If you live in Thailand, I challenge you to write down your budget and compare your lifestyle to the city you came from. How big of a room could you afford to rent? How often would you be able to eat out? How much would a prostitute cost? The truth is, there is no comparison. I live on the 34th floor of a brand new high rise condo. For the same amount of money, I would be sharing a house with an elderly couple back in the States.
6. You’re less of a loser over here.
Have you ever seen Dragon Ball Z? Do you remember how Vegeta was able to use a special machine to manipulate gravity in his workout room so that he could train to fight under extreme conditions? That’s kind of what it’s like living in the West. The expectations of Western culture are sometimes overwhelming. You should be married at 18, own a house in your 20s, have kids by 30, and anything less is considered a disappointment.
If you’ve lived life under these constraints, you’re Vegeta under extreme gravity. So the moment you step foot in to Thailand, you’ll realize how inhumanly strong you really are. Your banal life experiences in the West make you a celebrity out here. Oh, you’ve seen a band perform live in a bar? You stayed in a Motel 6 while on a business trip? You’ve eaten pizza in New York? You’re cool as fuck, and Thai women know it.
7.The heat is a blessing in disguise.
Have you noticed how awesome Asian people’s skin is? They’re like porcelain dolls (until their 60s), and I believe that the humid, hot weather in Southeast Asia is partly to blame. Living in Thailand is like living in a sauna. Every day, your pores are steamed clean by the baking sun. For foreigners who like a nice golden brown tan, a single stroll to the market will get you shades darker than any tanning salon in the Midwest.

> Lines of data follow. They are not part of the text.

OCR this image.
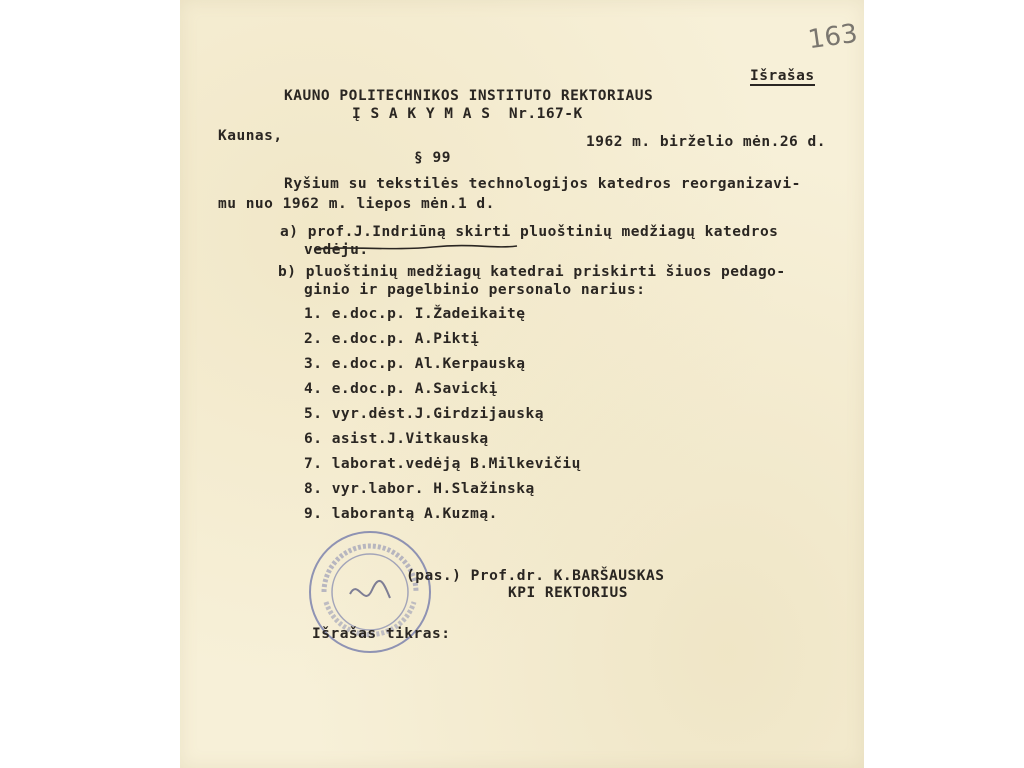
163
Išrašas
KAUNO POLITECHNIKOS INSTITUTO REKTORIAUS
Į S A K Y M A S  Nr.167-K
Kaunas,	1962 m. birželio mėn.26 d.
§ 99
Ryšium su tekstilės technologijos katedros reorganizavi-
mu nuo 1962 m. liepos mėn.1 d.
a) prof.J.Indriūną skirti pluoštinių medžiagų katedros
vedėju.
b) pluoštinių medžiagų katedrai priskirti šiuos pedago-
ginio ir pagelbinio personalo narius:
1. e.doc.p. I.Žadeikaitę
2. e.doc.p. A.Piktį
3. e.doc.p. Al.Kerpauską
4. e.doc.p. A.Savickį
5. vyr.dėst.J.Girdzijauską
6. asist.J.Vitkauską
7. laborat.vedėją B.Milkevičių
8. vyr.labor. H.Slažinską
9. laborantą A.Kuzmą.
(pas.) Prof.dr. K.BARŠAUSKAS
KPI REKTORIUS
Išrašas tikras:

8.Thailand has immigration figured out.
Whether you’re a conservative, crypto fascist, or simply a person who respects borders, you’re concerned about immigration. Thailand is the perfect example of how to manage immigration with bureaucratic policies. The Thai government has a thumb on everything from your metro card registration to your home address. The government is so good at keeping foreign invaders out that the foreign invasion of “tourists” has been declining over the last few years! A true testament to proper immigration laws.
9.Thai phone plans offer actual unlimited data!
As far as I know, there is no legitimate “unlimited” high speed data in the Western market. Most Thai phone service providers have an option for genuine unlimited, high speed 4G data. I pay around 30 USD every month and receive blazing fast internet on my phone. I can actually forget to switch to wifi when I get home and sometimes don’t notice or care.
10.Weekend vacations are spectacular and cheap.
Credit: The Thaiger
What would a weekend vacation look like in your home town? A trip to the bowling alley? Maybe a 5 hour drive to the nearest amusement park? Perhaps if you have the money, you could fly to a fun location, but any city worth visiting in the West has expensive hotels.
If you’re living and working in Bangkok, you have a ton of options. Beach towns like Hua Hin and Pattaya are a quick 2 – 4 hour van ride away and they offer amazing seafood, beautiful beaches, and friendly women. If you’re more of a forest and mountain type of adventurer, take a cheap plane ride up to Chiang Mai and rent a bike for a day. You can explore any of these fun locations for around, I would say, 250 USD for the whole weekend. That’s on the high end, honestly. If you were eating locally, staying in hostels, and taking the cheapest modes of transportation, you could be looking at a cost of around 100 USD for a fun filled 2 day trip.
I’ve also heard of Japanese house wives taking day trips to other countries. Literally day trips, like flying to Hanoi, Vietnam at 9 in the morning, exploring the city, and returning home at around 9 in the evening. Actually, I think, I’m going to try that soon. I’ll let you know how it goes.